Generalmente, il trucco con cui assopiamo la coscienza quando facciamo il male a buon fine è la pretesa che il fine compensi in abbondanza il male che facciamo, come se noi – o qualsiasi altri al mondo – fossimo in grado di calcolare tutte le conseguenze delle nostre azioni. Se il fine buono che ci prefiggiamo è raggiunto, ci vantiamo dicendo che è andato tutto per il meglio. Se invece la manovra non funziona e siamo sorpresi con le dita nella marmellata, allora raccontiamo che volevamo fare un regalo alla mamma: sì, non era tutto a posto, ma l’abbiamo fatto con buone intenzioni. Noi non stiamo rubando alla stregua dei cattivi, perché i cattivi rubano per fare il male (per comprarsi la droga, ad esempio), mentre noi rubiamo per fare il bene. È gratificante costruirci nella mente tutta una serie di “caratteri” veramente cattivi – nazisti, pedofili, terroristi tagliatori di teste, assassini di donne, … – così da assolverci dei nostri peccatucci, senza pentimenti né volontà di conversione.

Il consequenzialismo è il principio lodatissimo da Machiavelli, immeritatamente sottaciuto fondatore della filosofia politica, economica e sociale moderne. Raramente nella storia del pensiero un solo uomo fu responsabile d’una rivoluzione così radicale. Di ciò quegli fu orgogliosamente cosciente, essendosi paragonato a Cristoforo Colombo come scopritore d’un nuovo mondo e a Mosè come capo d’un nuovo popolo eletto, che si sarebbe liberato dalla schiavitù delle vecchie zavorre morali per abitare una terra promessa, potente e pragmatica.

Secondo il pensiero di tutti i filosofi classici, la prima dote del politico è la virtù. Una buona società si poteva concepire solo come insieme di uomini buoni, a cominciare dal primo, “il principe” – oggi diremmo il leader – …, fino a che l’impensabile non fu teorizzato nella splendida Firenze del ‘500 da un suo figlio poliedrico, un genio universale, che propose la politica come l’arte pubblica non più del bene, ma del possibile. L’influenza di Machiavelli fu enorme: sulle sue orme, Hobbes, Locke, Rousseau, Smith, Kant, Hegel, Marx, Nietzsche, Dewey…, tutta la filosofia politica, economica e sociale moderna, compreso il business management, accantonarono la virtù ed abbracciarono la nuova bandiera. Machiavelli paragonò le norme della morale tradizionale alle stelle: belle ma troppo distanti per illuminare il nostro cammino terreno. Ci servono invece lanterne di fattura umana, in altre parole obiettivi a portata di mano.
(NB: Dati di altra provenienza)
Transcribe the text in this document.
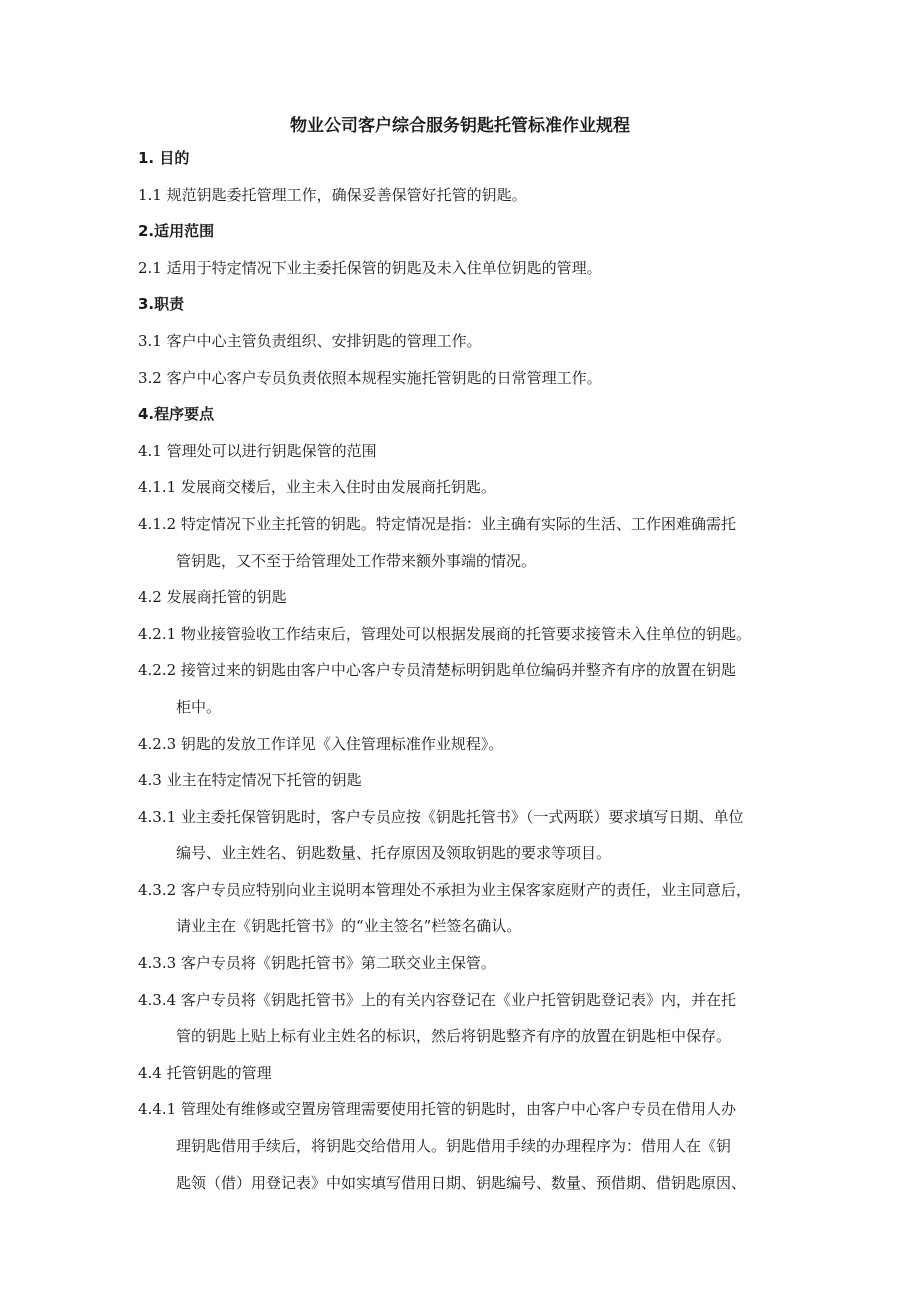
物业公司客户综合服务钥匙托管标准作业规程

1. 目的

1.1 规范钥匙委托管理工作，确保妥善保管好托管的钥匙。

2.适用范围

2.1 适用于特定情况下业主委托保管的钥匙及未入住单位钥匙的管理。

3.职责

3.1 客户中心主管负责组织、安排钥匙的管理工作。

3.2 客户中心客户专员负责依照本规程实施托管钥匙的日常管理工作。

4.程序要点

4.1 管理处可以进行钥匙保管的范围

4.1.1 发展商交楼后，业主未入住时由发展商托钥匙。

4.1.2 特定情况下业主托管的钥匙。特定情况是指：业主确有实际的生活、工作困难确需托

管钥匙，又不至于给管理处工作带来额外事端的情况。

4.2 发展商托管的钥匙

4.2.1 物业接管验收工作结束后，管理处可以根据发展商的托管要求接管未入住单位的钥匙。

4.2.2 接管过来的钥匙由客户中心客户专员清楚标明钥匙单位编码并整齐有序的放置在钥匙

柜中。

4.2.3 钥匙的发放工作详见《入住管理标准作业规程》。

4.3 业主在特定情况下托管的钥匙

4.3.1 业主委托保管钥匙时，客户专员应按《钥匙托管书》（一式两联）要求填写日期、单位

编号、业主姓名、钥匙数量、托存原因及领取钥匙的要求等项目。

4.3.2 客户专员应特别向业主说明本管理处不承担为业主保客家庭财产的责任，业主同意后，

请业主在《钥匙托管书》的“业主签名”栏签名确认。

4.3.3 客户专员将《钥匙托管书》第二联交业主保管。

4.3.4 客户专员将《钥匙托管书》上的有关内容登记在《业户托管钥匙登记表》内，并在托

管的钥匙上贴上标有业主姓名的标识，然后将钥匙整齐有序的放置在钥匙柜中保存。

4.4 托管钥匙的管理

4.4.1 管理处有维修或空置房管理需要使用托管的钥匙时，由客户中心客户专员在借用人办

理钥匙借用手续后，将钥匙交给借用人。钥匙借用手续的办理程序为：借用人在《钥

匙领（借）用登记表》中如实填写借用日期、钥匙编号、数量、预借期、借钥匙原因、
Nella nostra condotta lasciamoci condizionare dalla terra, non dal cielo; da ciò che uomini e società fanno realmente, non da ciò che dovrebbero fare secondo comandamenti astratti.

Il cuore della rivoluzione di Machiavelli stette nel giudicare l’ideale in base all’ordinario, piuttosto che l’inverso. Un ideale è buono solo se è concreto, cioè raggiungibile, possibilmente col minimo sforzo ed eventualmente con ogni mezzo. Per questo Machiavelli è il vero padre del pragmatismo. Non solo “il fine giustifica i mezzi” – una frase ch’egli letteralmente non pronunciò mai, eppure ben sintetizza il suo pensiero – ma anche “i mezzi giustificano il fine”, nel senso che vale la pena di perseguire un fine solo se abbiamo i mezzi per raggiungerlo. Il nuovo Sommo Bene è il successo. Che cosa di più attuale e americano del pensiero di questo fiorentino di mezzo millennio fa?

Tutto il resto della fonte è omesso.